A double tranchant
En mettant en ligne leurs morceaux, les artistes du continent ont gagné en visibilité. Mais, comme en Occident, ils peinent à profiter pleinement de leurs droits d’auteur.
Numérique : la carte à jouer
« L’année 2010 sera celle du décollage du numérique », lançait Pascal Nègre, PDG d’Universal Music en janvier à Cannes (sud-est de la France), lors du 44e Marché international de la musique (Midem), où l’Afrique du Sud était le pays invité d’honneur. Un décollage pour tout le monde ? À l’évidence, non.
En ce qui concerne le continent, la nuance s’impose. Au Maroc, où l’on assiste à un nouvel élan de la production musicale, s’il est illusoire de parler d’une quelconque économie du numérique, en revanche « internet a permis d’accueillir des musiques qui influencent les goûts du public et la création artistique », déclare le chanteur et guitariste Issam Kamal, leader du groupe de fusion marocain Mazagan. « Le numérique est une arme à double tranchant, précise-t-il. Grâce à internet, par exemple, nous pouvons facilement diffuser notre musique, créer du buzz et recueillir le feed-back du grand public, le tout dans des délais très courts. Mais cet avantage se retourne vite contre l’artiste, car le cycle de vie de sa création devient trop court, ce qui l’oblige à devenir plus productif. » Résultat : on produit en quantité, plutôt que de prendre son temps pour soigner la qualité.

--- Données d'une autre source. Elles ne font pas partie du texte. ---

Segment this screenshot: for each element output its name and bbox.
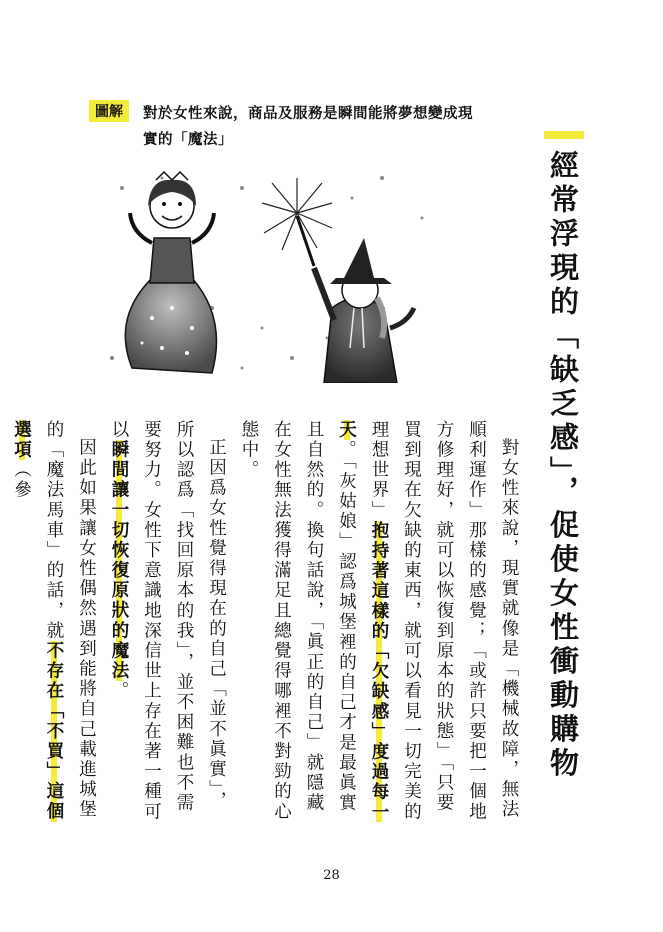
witch-figure	[314, 238, 414, 383]
caption-tag: 圖解	[89, 100, 129, 122]
page-number: 28	[323, 868, 340, 883]
highlighted-text: 不存在「不買」這個選項	[11, 420, 64, 823]
section-heading: 經常浮現的「缺乏感」，促使女性衝動購物	[546, 150, 580, 782]
body-text	[5, 420, 525, 830]
body-paragraph	[5, 420, 103, 830]
text-run: （參	[11, 460, 32, 501]
body-paragraph	[233, 420, 526, 830]
caption-text: 對於女性來說，商品及服務是瞬間能將夢想變成現實的「魔法」	[143, 106, 473, 148]
text-run: 正因爲女性覺得現在的自己「並不眞實」，所以認爲「找回原本的我」，並不困難也不需要努力。女性下意識地深信世上存在著一種可以	[109, 420, 227, 822]
text-run: 。「灰姑娘」認爲城堡裡的自己才是最眞實且自然的。換句話說，「眞正的自己」就隱藏在女性無法獲得滿足且總覺得哪裡不對勁的心態中。	[239, 420, 357, 822]
heading-accent-bar	[544, 131, 584, 139]
princess-figure	[125, 172, 216, 373]
highlighted-text: 抱持著這樣的「欠缺感」度過每一天	[336, 420, 389, 822]
text-run: 因此如果讓女性偶然遇到能將自己載進城堡的「魔法馬車」的話，就	[44, 420, 97, 820]
text-run: 。	[109, 681, 129, 702]
princess-witch-illustration	[92, 158, 442, 383]
body-paragraph	[103, 420, 233, 830]
text-run: 對女性來說，現實就像是「機械故障，無法順利運作」那樣的感覺；「或許只要把一個地方修理好，就可以恢復到原本的狀態」「只要買到現在欠缺的東西，就可以看見一切完美的理想世界」	[369, 420, 519, 822]
highlighted-text: 瞬間讓一切恢復原狀的魔法	[109, 440, 129, 682]
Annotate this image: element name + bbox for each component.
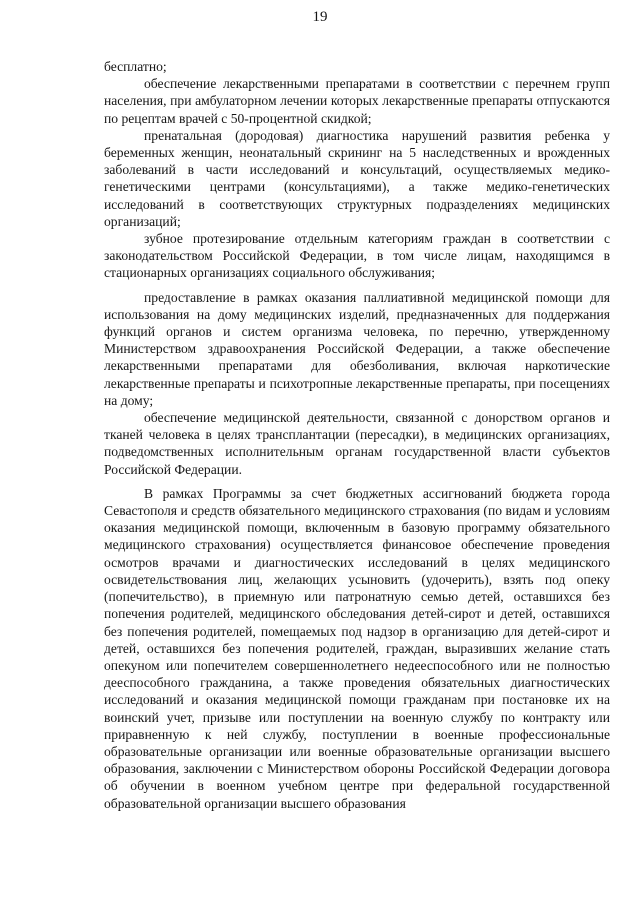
paragraph-palliative-care: предоставление в рамках оказания паллиативной медицинской помощи для использования на дому медицинских изделий, предназначенных для поддержания функций органов и систем организма человека, по перечню, утвержденному Министерством здравоохранения Российской Федерации, а также обеспечение лекарственными препаратами для обезболивания, включая наркотические лекарственные препараты и психотропные лекарственные препараты, при посещениях на дому; bbox=[104, 289, 610, 408]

Par ailleurs, précise Amel Abou el-Aazm, d’AB Sawt, une structure travaillant à la professionnalisation du secteur culturel marocain, « le marché du numérique en Occident est certes une chance pour les artistes africains, en termes de visibilité et de promotion, mais ça reste insuffisant car le relais n’est pas pris du côté des producteurs et des managers occidentaux, qui restent frileux ».
« Autre inconvénient : il est impossible de contrôler les ressources générées par le téléchargement sur internet, de quantifier et profiter pleinement des droits d’auteur, explique le chanteur Lokua Kanza. En RD Congo, les musiciens ne travaillent pas encore avec internet. Peu mettent leur musique en ligne, à part la jeune génération qui fait du hip-hop. » Ceux-ci espèrent sans doute attirer davantage l’attention de l’Occident que celle de leurs fans locaux, qui ne sont pas équipés pour télécharger des fichiers son.
Illustrations sonores
Beaucoup de radios du continent elles-mêmes ne sont pas équipées. Francophonie Diffusion, une structure française (présidée par Manu Dibango et comptant parmi les membres de son bureau Pascal Nègre) qui fournissait des disques francophones à ses radios partenaires dans le monde, a mis en place pour elles, en 2006, une plate-forme de téléchargement gratuite. Sur la trentaine de radios africaines que compte son réseau, moins de la moitié utilisent la plate-forme (dont Pulsar à Ouagadougou, Yaoundé FM 94, Mosaïque FM à Tunis et Radio Abidjan 1). Si les réalités locales freinent l’épanouissement d’une nouvelle ère numérique musicale, il n’en existe pas moins des exemples probants de sa marche en avant sur le continent.
En Afrique du Sud, un Français, Yoel Kenan, a lancé la première plate-forme numérique à vocation professionnelle consacrée aux musiques africaines. Baptisée Africori (africori.com), elle propose un catalogue d’illustrations sonores constitué de titres fournis par des artistes africains ou des labels les représentant. Lors de sa présentation au Midem, juste avant son lancement en février 2010, le projet comptait environ 2 000 titres et promettait un enrichissement de 1 000 propositions supplémentaires chaque mois.